Social media can be a great tool, but it can also put your children at risk of online bullying, grooming by sexual predators, and being exposed to content that may upset them.
One of the apps that are most worried about is Snapchat, which allows users to send photos that disappear after a few seconds.
Many parents worry about inappropriate images being sent to or by their child, who may not yet understand the full consequences of their actions.
To combat this, you can install parental controls that allow you to block certain apps from being downloaded.
Be aware though, that new apps are being developed all the time, and children tend to know about them long before their parents do.
Honest discussions about mobile use and staying safe on social media is a more effective way to keep them safe.
Give your child the tools to look after themselves online and make sure they understand the darker side of the internet.
What is the best age to buy a smartphone for your child?
There is no set age that is right for all children to have their first smartphone.
The right time to give them a phone will vary from child to child.
Every family is different, with different needs, beliefs, and reasons behind the cellphone question.
While there is no set age for buying their first phone, you can decide if the time is right by asking yourself a few questions.
- Is your child responsible enough to understand the rules and guidelines you set for them and their phone, and follow those rules?
- Is your child out of the home a lot and is in need of a method of getting in touch with you?
- Have they shown an interest in having their own phone?
- Do you trust them to be responsible with an expensive item, and not lose or break the phone?
- Are you willing and able to pay for the phone, if they are too young to pay for it themselves?
Ask yourself these questions, and discuss the answers with your child’s other parent.
It can be a good idea to discuss these questions with the child as well, so they understand that having a phone is a privilege that they must earn by showing they can be responsible, mature and sensible.
If they see that you are taking the request seriously, they may work harder to show you that they are ready and can be trusted.
For families where children are often out at extra-curricular activities may feel most comfortable just giving the child a very basic phone model which can only call and text.

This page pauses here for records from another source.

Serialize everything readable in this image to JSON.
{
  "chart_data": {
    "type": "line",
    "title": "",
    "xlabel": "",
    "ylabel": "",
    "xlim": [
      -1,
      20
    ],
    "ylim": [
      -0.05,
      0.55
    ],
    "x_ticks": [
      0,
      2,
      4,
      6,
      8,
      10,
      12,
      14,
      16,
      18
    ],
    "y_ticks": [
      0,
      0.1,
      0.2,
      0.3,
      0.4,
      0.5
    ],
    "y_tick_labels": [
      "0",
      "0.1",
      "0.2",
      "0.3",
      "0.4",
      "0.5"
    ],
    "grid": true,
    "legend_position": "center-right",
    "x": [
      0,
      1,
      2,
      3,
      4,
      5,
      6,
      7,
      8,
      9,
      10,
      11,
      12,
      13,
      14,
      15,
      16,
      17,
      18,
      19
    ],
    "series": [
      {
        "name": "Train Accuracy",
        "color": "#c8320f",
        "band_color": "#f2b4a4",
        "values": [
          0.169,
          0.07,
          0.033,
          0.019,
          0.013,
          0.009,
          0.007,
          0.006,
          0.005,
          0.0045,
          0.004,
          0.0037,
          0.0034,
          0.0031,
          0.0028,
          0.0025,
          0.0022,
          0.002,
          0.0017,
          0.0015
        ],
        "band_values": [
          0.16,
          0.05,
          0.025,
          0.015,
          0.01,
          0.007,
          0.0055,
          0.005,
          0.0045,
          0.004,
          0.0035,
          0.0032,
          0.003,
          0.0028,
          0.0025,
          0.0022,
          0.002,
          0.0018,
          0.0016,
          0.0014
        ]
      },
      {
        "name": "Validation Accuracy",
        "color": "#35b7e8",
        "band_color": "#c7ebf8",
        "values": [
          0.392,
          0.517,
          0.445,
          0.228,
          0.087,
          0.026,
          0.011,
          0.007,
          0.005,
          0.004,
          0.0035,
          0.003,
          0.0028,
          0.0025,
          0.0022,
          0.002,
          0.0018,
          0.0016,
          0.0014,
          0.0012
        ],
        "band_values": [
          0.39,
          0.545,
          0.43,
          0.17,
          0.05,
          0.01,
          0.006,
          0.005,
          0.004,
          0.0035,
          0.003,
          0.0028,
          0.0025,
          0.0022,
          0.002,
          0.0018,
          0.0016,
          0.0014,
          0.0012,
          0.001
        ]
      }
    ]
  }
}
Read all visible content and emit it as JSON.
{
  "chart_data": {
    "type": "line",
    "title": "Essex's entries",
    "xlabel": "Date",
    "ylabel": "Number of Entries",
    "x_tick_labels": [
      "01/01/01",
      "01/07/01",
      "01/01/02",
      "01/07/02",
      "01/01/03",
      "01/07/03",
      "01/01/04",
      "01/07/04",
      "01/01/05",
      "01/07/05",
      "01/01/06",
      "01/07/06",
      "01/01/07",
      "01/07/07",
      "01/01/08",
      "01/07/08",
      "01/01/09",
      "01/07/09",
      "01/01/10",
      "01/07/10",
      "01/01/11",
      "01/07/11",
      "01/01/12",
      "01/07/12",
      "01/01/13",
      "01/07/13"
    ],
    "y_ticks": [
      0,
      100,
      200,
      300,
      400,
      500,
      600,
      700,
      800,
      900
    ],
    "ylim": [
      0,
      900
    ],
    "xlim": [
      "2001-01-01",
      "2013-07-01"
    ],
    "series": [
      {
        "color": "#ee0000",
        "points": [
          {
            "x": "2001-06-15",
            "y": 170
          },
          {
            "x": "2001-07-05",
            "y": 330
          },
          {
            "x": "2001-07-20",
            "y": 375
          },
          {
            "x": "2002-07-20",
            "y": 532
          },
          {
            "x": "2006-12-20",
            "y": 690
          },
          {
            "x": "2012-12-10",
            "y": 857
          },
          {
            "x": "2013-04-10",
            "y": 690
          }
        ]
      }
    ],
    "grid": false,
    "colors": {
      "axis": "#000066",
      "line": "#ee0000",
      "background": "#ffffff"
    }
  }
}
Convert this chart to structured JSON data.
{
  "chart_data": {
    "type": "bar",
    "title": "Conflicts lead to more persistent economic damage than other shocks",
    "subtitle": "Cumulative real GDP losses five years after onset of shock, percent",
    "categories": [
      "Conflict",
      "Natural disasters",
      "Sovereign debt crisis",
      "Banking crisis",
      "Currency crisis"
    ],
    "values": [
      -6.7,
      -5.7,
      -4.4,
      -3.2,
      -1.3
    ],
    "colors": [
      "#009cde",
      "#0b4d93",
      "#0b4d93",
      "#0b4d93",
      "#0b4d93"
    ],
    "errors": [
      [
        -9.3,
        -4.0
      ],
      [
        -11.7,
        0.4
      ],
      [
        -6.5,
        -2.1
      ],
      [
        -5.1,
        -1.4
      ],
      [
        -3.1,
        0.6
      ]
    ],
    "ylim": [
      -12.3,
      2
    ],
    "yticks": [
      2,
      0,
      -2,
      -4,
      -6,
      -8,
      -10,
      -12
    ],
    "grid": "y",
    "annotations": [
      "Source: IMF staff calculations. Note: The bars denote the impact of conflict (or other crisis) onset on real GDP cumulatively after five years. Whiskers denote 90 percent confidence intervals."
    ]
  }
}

Other families feel comfortable going straight to a smartphone, but with strict guidelines on proper, responsible use.
If you do decide the time is right, don’t just hand over the phone and forget about it.
Try and have regular discussions about how they use their phone to make sure they are still playing by your rules and are using the phone as something to enhance their learning and safety and not risk it.

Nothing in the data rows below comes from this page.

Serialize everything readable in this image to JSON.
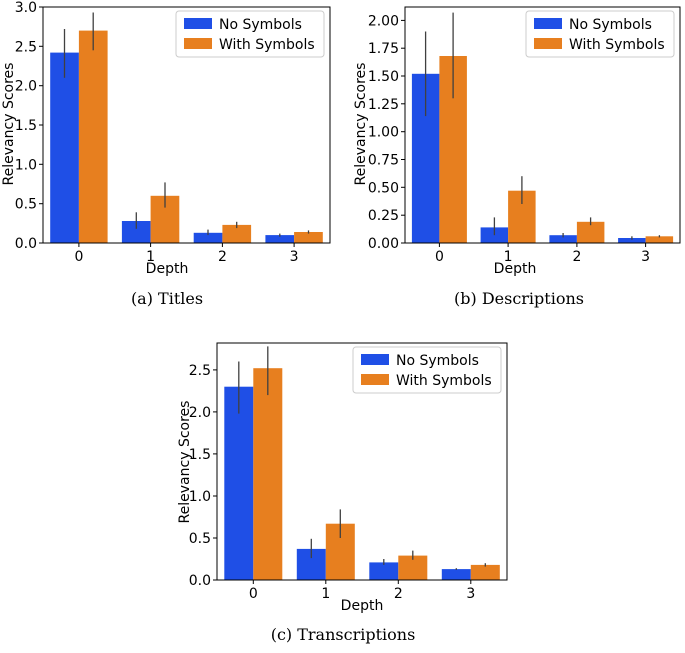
{
  "colors": {
    "no_symbols": "#1f4fe6",
    "with_symbols": "#e77f1f",
    "error": "#404040"
  },
  "chart_data": [
    {
      "type": "bar",
      "caption": "(a) Titles",
      "xlabel": "Depth",
      "ylabel": "Relevancy Scores",
      "categories": [
        "0",
        "1",
        "2",
        "3"
      ],
      "ylim": [
        0,
        3.0
      ],
      "yticks": [
        0.0,
        0.5,
        1.0,
        1.5,
        2.0,
        2.5,
        3.0
      ],
      "ytick_labels": [
        "0.0",
        "0.5",
        "1.0",
        "1.5",
        "2.0",
        "2.5",
        "3.0"
      ],
      "legend_position": "top-right",
      "series": [
        {
          "name": "No Symbols",
          "values": [
            2.42,
            0.28,
            0.13,
            0.1
          ],
          "err_low": [
            2.1,
            0.18,
            0.1,
            0.08
          ],
          "err_high": [
            2.72,
            0.39,
            0.17,
            0.12
          ]
        },
        {
          "name": "With Symbols",
          "values": [
            2.7,
            0.6,
            0.23,
            0.14
          ],
          "err_low": [
            2.45,
            0.45,
            0.19,
            0.12
          ],
          "err_high": [
            2.93,
            0.77,
            0.27,
            0.16
          ]
        }
      ]
    },
    {
      "type": "bar",
      "caption": "(b) Descriptions",
      "xlabel": "Depth",
      "ylabel": "Relevancy Scores",
      "categories": [
        "0",
        "1",
        "2",
        "3"
      ],
      "ylim": [
        0,
        2.12
      ],
      "yticks": [
        0.0,
        0.25,
        0.5,
        0.75,
        1.0,
        1.25,
        1.5,
        1.75,
        2.0
      ],
      "ytick_labels": [
        "0.00",
        "0.25",
        "0.50",
        "0.75",
        "1.00",
        "1.25",
        "1.50",
        "1.75",
        "2.00"
      ],
      "legend_position": "top-right",
      "series": [
        {
          "name": "No Symbols",
          "values": [
            1.52,
            0.14,
            0.07,
            0.045
          ],
          "err_low": [
            1.14,
            0.07,
            0.05,
            0.03
          ],
          "err_high": [
            1.9,
            0.23,
            0.09,
            0.06
          ]
        },
        {
          "name": "With Symbols",
          "values": [
            1.68,
            0.47,
            0.19,
            0.06
          ],
          "err_low": [
            1.3,
            0.35,
            0.16,
            0.05
          ],
          "err_high": [
            2.07,
            0.6,
            0.23,
            0.07
          ]
        }
      ]
    },
    {
      "type": "bar",
      "caption": "(c) Transcriptions",
      "xlabel": "Depth",
      "ylabel": "Relevancy Scores",
      "categories": [
        "0",
        "1",
        "2",
        "3"
      ],
      "ylim": [
        0,
        2.82
      ],
      "yticks": [
        0.0,
        0.5,
        1.0,
        1.5,
        2.0,
        2.5
      ],
      "ytick_labels": [
        "0.0",
        "0.5",
        "1.0",
        "1.5",
        "2.0",
        "2.5"
      ],
      "legend_position": "top-right",
      "series": [
        {
          "name": "No Symbols",
          "values": [
            2.3,
            0.37,
            0.21,
            0.13
          ],
          "err_low": [
            1.98,
            0.26,
            0.18,
            0.12
          ],
          "err_high": [
            2.6,
            0.49,
            0.25,
            0.14
          ]
        },
        {
          "name": "With Symbols",
          "values": [
            2.52,
            0.67,
            0.29,
            0.18
          ],
          "err_low": [
            2.2,
            0.5,
            0.24,
            0.16
          ],
          "err_high": [
            2.78,
            0.84,
            0.35,
            0.2
          ]
        }
      ]
    }
  ]
}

If your child understands that their phone use is a conditional thing, they will keep following your rules.
If you realize they are using the phone in a way you have forbidden, whether they have downloaded apps you view as unsafe or are using it as a distraction from or a way to cheat on their schoolwork, be prepared to take the phone away again, or change up the rules.
A good way to teach good phone habits is to model good phone behavior yourself.

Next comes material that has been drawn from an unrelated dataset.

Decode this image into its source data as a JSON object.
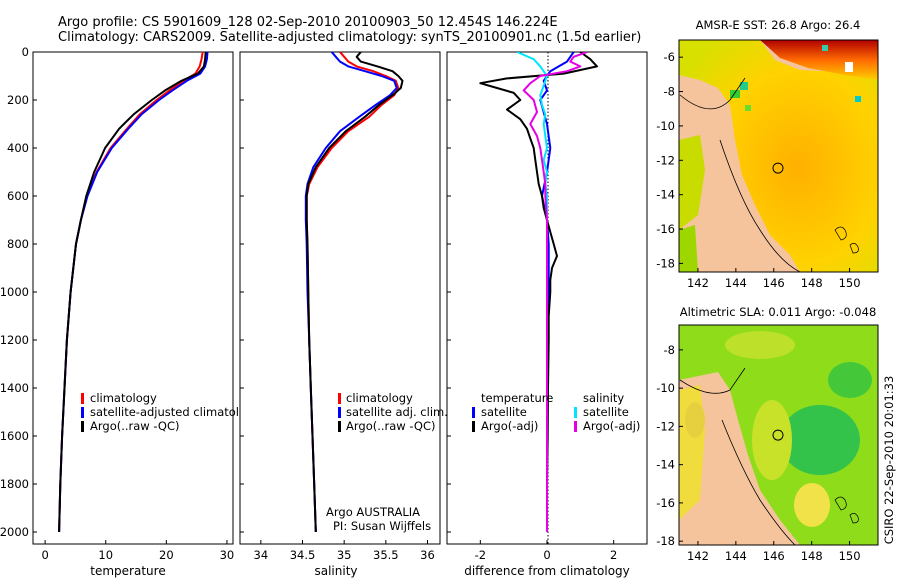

If you’re telling your child they can use their phone between certain hours, but they see you glued to yours all the time, you will undermine the point you’re trying to make.
Set rules about phone use that will benefit everyone, such as no phones at the dinner table or in the bedroom, so they don’t prevent conversation or disturb sleep.
Make sure the whole family follows these rules, including older children and any adults in the house.
Rules like this show your children that phones can be enjoyed responsibly and that everyone needs to be sensible about how often they use it.
When you do decide the time is right, take some time t to consider what time of phone will work best for them and how you will manage their usage after they get it to keep them safe and undistracted.